Common Causes of Right-Sided Chest Pain: What to...
22nd May 2025
Yes. An elderly patient with a chronic disease can be effectively looked after at home. There are definite plus points in not hospitalizing such patients, with lower costs being one significant advantage.
It is important to make sure that the type of care-giving at home includes basic emotional support as well as medical and nursing services. Allowing the patient to stay at home, in an environment where he or she is comfortable creates a personal touch. This makes the medical treatment more effective and also improves the patient’s mood and quality of life. The familiar surrounding remove stress and fear, which helps the healing or disease management process, both in the short or long-term.
Referenced from an article by the NIH, Government of Canada
https://pmc.ncbi.nlm.nih.gov/articles/PMC3804052/
“It is assumed that patients with chronic disease will benefit if they are living at home and being looked after at home or in the community. In addition, there may be cost savings to the health care system when care is provided in the community or in the home instead of in hospitals and other health care settings.
This evidence-based analysis examined whether in-home care given by different health care professionals improved patient and health system outcomes.
Patients included those with heart failure, atrial fibrillation, coronary artery disease, stroke, chronic obstructive pulmonary disease, diabetes, chronic wounds, and with more than one chronic disease. The results show that in-home care delivered by nurses has a beneficial effect on patients’ health outcomes. Patient mortality and/or patient hospitalization were reduced.
In-home care also improved patients’ activities of daily living when delivered by occupational therapists and physical therapists. In addition, the results showed that in-home care delivered by nurses has a beneficial effect on health system outcomes, reducing the number of unplanned hospitalizations and emergency department visits”.
Referenced from Center for Managing Chronic Disease, University of Michigan https://cmcd.sph.umich.edu/about/about-chronic-disease/
“Chronic diseases are long-lasting conditions that usually can be controlled but not cured. People living with chronic illnesses often must manage daily symptoms that affect their quality of life, and experience acute health problems and complications that can shorten their life expectancy. According to the Centers for Disease Control, chronic disease is the leading cause of death and disability in the United States, accounting for 70% of all deaths. Moreover, chronic conditions such as back pain and depression are often the main drivers of decreased productivity and increased healthcare costs. Data from the World Health Organization show that chronic disease is the major cause of premature death around the world, even in places where infectious disease are rampant. The good news is that through effective behavior change efforts, appropriate medical management, and systematic monitoring to identifying new problems, chronic diseases and their consequences can often be prevented or managed effectively.
CMCD aims to help people prevent and control the effects of their chronic illness by putting them at the center of disease control solutions. When designs for patient education, service delivery, and payment systems all focus on building the capacity of individuals and families to manage disease effectively, disease control improves, health care costs go down, and family well-being gets better”.
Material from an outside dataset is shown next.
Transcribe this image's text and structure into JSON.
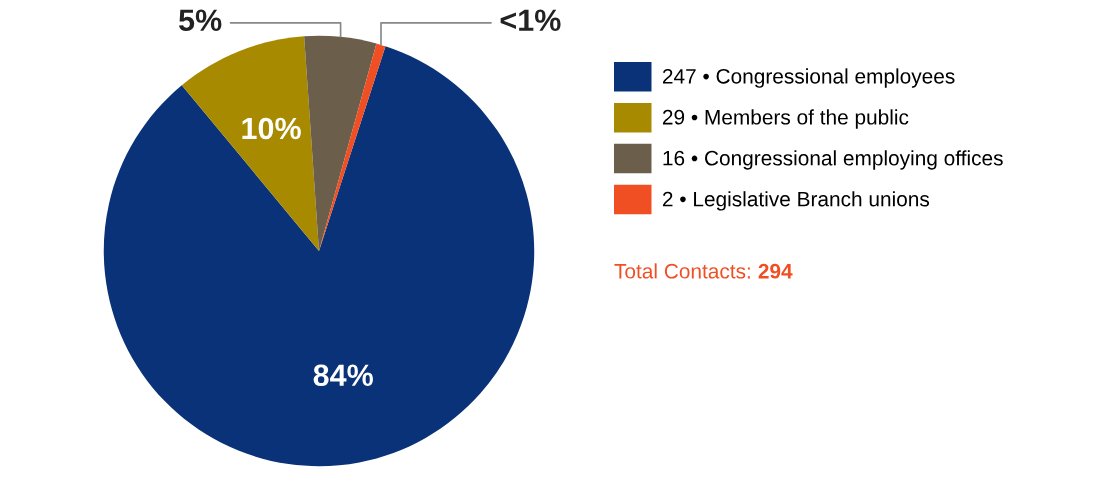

Referenced from Research Paper from the Journal of the American Medical Association (JAMA).
https://jamanetwork.com/journals/jamainternalmedicine/fullarticle/485327
Background: Although the home is expanding as a potential site for acute illness treatment, little is known about patients’ preferences for home vs the hospital.
Objective: To determine older persons’ preferences for home or hospital as a treatment site for acute illness and factors associated with preference.
Methods: Two hundred forty-six community-dwelling persons aged 65 years or older hospitalized with congestive heart failure, chronic obstructive pulmonary disease, or pneumonia were identified in 2 urban teaching hospitals and received telephone interviews 2 months after hospitalization.
They were asked their preference for home or hospital treatment, given the availability of equivalent therapies and outcomes at the 2 sites and a nursing visit and several hours of home health aide assistance daily in the home. They were also asked about changes in preference with changes in the description of the outcome or the availability of services.
Results: If home and hospital offered equivalent outcomes, 46% of the sample preferred treatment at home. Preferences were heavily dependent on the outcome of the illness, physician opinion about the best site of care, and the provision of house calls. Higher education, white race, living with a spouse, being deeply religious, and having 2 or more dependencies in activities of daily living were associated with a preference for home treatment.
Conclusions: Under conditions of equivalent outcome, preferences for treatment site are almost equally divided between home and hospital. Explicit elucidation of preferences is necessary if patients’ preferences are to play a meaningful role in decision making about site of care”.